Data extraction from image-based documents

Evolution AI are challenging the status quo by combining the latest advances in neural network architectures for computer vision and machine reading

Evolution AI’s machine reading technology can read any kind of document, even scanned images of documents with complex layouts (such as an invoice or a cash flow statement).

Traditionally, computers are not capable of understanding the text contained in images without first applying a method called Optical Character Recognition (OCR). The major downside of OCR is the need for human intervention in setting up separate templates for all the different types of documents due to the wide variety of possible formats. Even the slightest difference in format can result in significant inaccuracies and requires setting up a new template.

Evolution AI are challenging the status quo by combining the latest advances in neural network architectures for Computer Vision and Natural Language Processing. Our engine understands the overall structure of the page (including tables, white space, column headers, line items, etc.), just like a human would. For example, it understands the relationship between field names and values in documents like invoices, even if the format of the invoice has never been seen before. This is game-changing for the industry and paves the way to complete automation.

Evolution AI’s algorithms analyse the document layout before extracting the text, while OCR systems are built to only recognise characters (they only recognise the text marked in red, with no consideration given to the layout and visual design elements).
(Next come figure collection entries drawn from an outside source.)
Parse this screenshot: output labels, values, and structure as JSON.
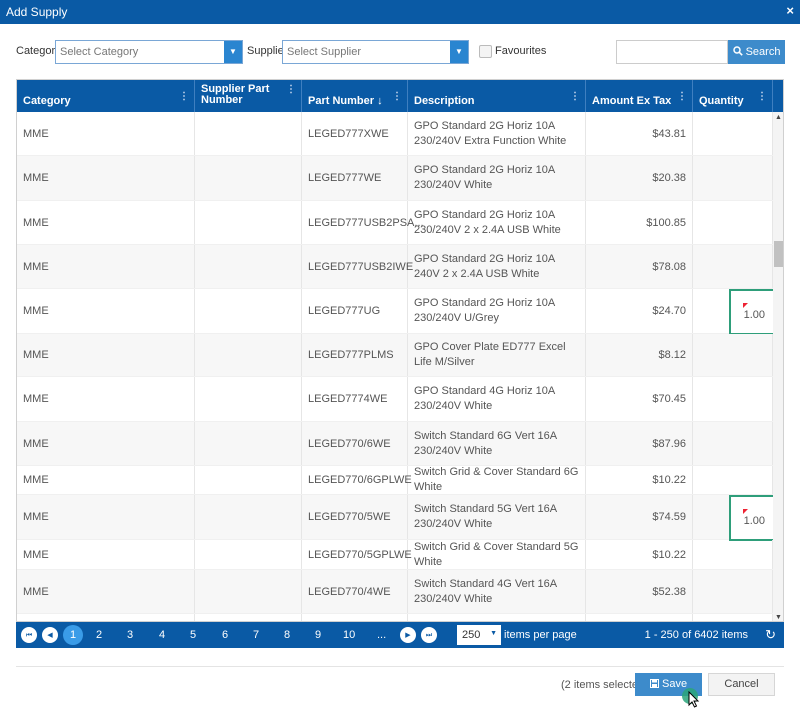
{
  "dialog": {
    "title": "Add Supply",
    "close_glyph": "×"
  },
  "filters": {
    "category_label": "Category",
    "category_placeholder": "Select Category",
    "supplier_label": "Supplier",
    "supplier_placeholder": "Select Supplier",
    "favourites_label": "Favourites",
    "search_value": "",
    "search_button": "Search",
    "search_icon": "magnifier-icon",
    "dropdown_glyph": "▼"
  },
  "grid": {
    "columns": {
      "category": "Category",
      "supplier_part_number": "Supplier Part Number",
      "part_number": "Part Number ↓",
      "description": "Description",
      "amount_ex_tax": "Amount Ex Tax",
      "quantity": "Quantity"
    },
    "column_menu_glyph": "⋮",
    "rows": [
      {
        "category": "MME",
        "supplier_part": "",
        "part": "LEGED777XWE",
        "description": "GPO Standard 2G Horiz 10A 230/240V Extra Function White",
        "amount": "$43.81",
        "quantity": ""
      },
      {
        "category": "MME",
        "supplier_part": "",
        "part": "LEGED777WE",
        "description": "GPO Standard 2G Horiz 10A 230/240V White",
        "amount": "$20.38",
        "quantity": ""
      },
      {
        "category": "MME",
        "supplier_part": "",
        "part": "LEGED777USB2PSA...",
        "description": "GPO Standard 2G Horiz 10A 230/240V 2 x 2.4A USB White",
        "amount": "$100.85",
        "quantity": ""
      },
      {
        "category": "MME",
        "supplier_part": "",
        "part": "LEGED777USB2IWE",
        "description": "GPO Standard 2G Horiz 10A 240V 2 x 2.4A USB White",
        "amount": "$78.08",
        "quantity": ""
      },
      {
        "category": "MME",
        "supplier_part": "",
        "part": "LEGED777UG",
        "description": "GPO Standard 2G Horiz 10A 230/240V U/Grey",
        "amount": "$24.70",
        "quantity": "1.00"
      },
      {
        "category": "MME",
        "supplier_part": "",
        "part": "LEGED777PLMS",
        "description": "GPO Cover Plate ED777 Excel Life M/Silver",
        "amount": "$8.12",
        "quantity": ""
      },
      {
        "category": "MME",
        "supplier_part": "",
        "part": "LEGED7774WE",
        "description": "GPO Standard 4G Horiz 10A 230/240V White",
        "amount": "$70.45",
        "quantity": ""
      },
      {
        "category": "MME",
        "supplier_part": "",
        "part": "LEGED770/6WE",
        "description": "Switch Standard 6G Vert 16A 230/240V White",
        "amount": "$87.96",
        "quantity": ""
      },
      {
        "category": "MME",
        "supplier_part": "",
        "part": "LEGED770/6GPLWE",
        "description": "Switch Grid & Cover Standard 6G White",
        "amount": "$10.22",
        "quantity": ""
      },
      {
        "category": "MME",
        "supplier_part": "",
        "part": "LEGED770/5WE",
        "description": "Switch Standard 5G Vert 16A 230/240V White",
        "amount": "$74.59",
        "quantity": "1.00"
      },
      {
        "category": "MME",
        "supplier_part": "",
        "part": "LEGED770/5GPLWE",
        "description": "Switch Grid & Cover Standard 5G White",
        "amount": "$10.22",
        "quantity": ""
      },
      {
        "category": "MME",
        "supplier_part": "",
        "part": "LEGED770/4WE",
        "description": "Switch Standard 4G Vert 16A 230/240V White",
        "amount": "$52.38",
        "quantity": ""
      },
      {
        "category": "",
        "supplier_part": "",
        "part": "",
        "description": "",
        "amount": "",
        "quantity": ""
      }
    ]
  },
  "pager": {
    "first_glyph": "⏮",
    "prev_glyph": "◀",
    "next_glyph": "▶",
    "last_glyph": "⏭",
    "current_page": "1",
    "pages": [
      "2",
      "3",
      "4",
      "5",
      "6",
      "7",
      "8",
      "9",
      "10",
      "..."
    ],
    "page_size": "250",
    "items_per_page_label": "items per page",
    "count_text": "1 - 250 of 6402 items",
    "refresh_glyph": "↻"
  },
  "footer": {
    "selection_text": "(2 items selected)",
    "save_label": "Save",
    "save_icon": "floppy-disk-icon",
    "cancel_label": "Cancel"
  },
  "colors": {
    "primary": "#0a5aa5",
    "accent_button": "#3d8bcb",
    "quantity_highlight": "#2e9e7a"
  }
}
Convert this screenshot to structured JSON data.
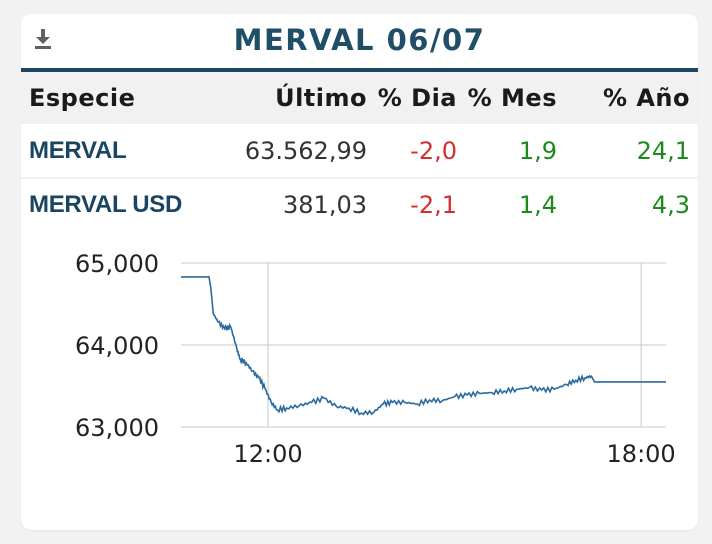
{
  "header": {
    "title": "MERVAL 06/07",
    "download_icon": "download-icon"
  },
  "table": {
    "columns": [
      "Especie",
      "Último",
      "% Dia",
      "% Mes",
      "% Año"
    ],
    "rows": [
      {
        "especie": "MERVAL",
        "ultimo": "63.562,99",
        "dia": "-2,0",
        "mes": "1,9",
        "anio": "24,1"
      },
      {
        "especie": "MERVAL USD",
        "ultimo": "381,03",
        "dia": "-2,1",
        "mes": "1,4",
        "anio": "4,3"
      }
    ]
  },
  "colors": {
    "accent": "#1c4860",
    "negative": "#d32f2f",
    "positive": "#1b8a1b",
    "line": "#2a6a9e"
  },
  "chart_data": {
    "type": "line",
    "title": "",
    "xlabel": "",
    "ylabel": "",
    "ylim": [
      63000,
      65000
    ],
    "y_ticks": [
      63000,
      64000,
      65000
    ],
    "y_tick_labels": [
      "63,000",
      "64,000",
      "65,000"
    ],
    "x_ticks": [
      12,
      18
    ],
    "x_tick_labels": [
      "12:00",
      "18:00"
    ],
    "xlim": [
      10.6,
      18.4
    ],
    "grid": true,
    "series": [
      {
        "x": [
          10.6,
          11.05,
          11.08,
          11.12,
          11.2,
          11.3,
          11.4,
          11.5,
          11.55,
          11.65,
          11.75,
          11.85,
          11.95,
          12.05,
          12.15,
          12.3,
          12.5,
          12.7,
          12.9,
          13.1,
          13.3,
          13.5,
          13.7,
          13.85,
          14.0,
          14.2,
          14.4,
          14.6,
          14.8,
          15.0,
          15.2,
          15.4,
          15.6,
          15.8,
          16.0,
          16.2,
          16.4,
          16.6,
          16.8,
          16.95,
          17.1,
          17.2,
          17.25,
          18.45
        ],
        "values": [
          64830,
          64830,
          64700,
          64380,
          64280,
          64200,
          64220,
          63950,
          63830,
          63780,
          63680,
          63600,
          63470,
          63300,
          63210,
          63230,
          63260,
          63300,
          63350,
          63250,
          63230,
          63170,
          63180,
          63280,
          63300,
          63300,
          63280,
          63330,
          63320,
          63370,
          63390,
          63410,
          63420,
          63440,
          63460,
          63480,
          63450,
          63460,
          63520,
          63570,
          63600,
          63620,
          63550,
          63550
        ]
      }
    ]
  }
}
The data extraction engine uses a combination of advanced Computer Vision, Deep Learning and NLP algorithms and has been trained on millions of documents, including invoices and financial statements. This approach has significant advantages, such as:

  • It’s data efficient — we don't need more than a few training examples in order to customise it for your specific use case.
  • It’s completely autonomous — no need to set up templates, like in the traditional OCR approach.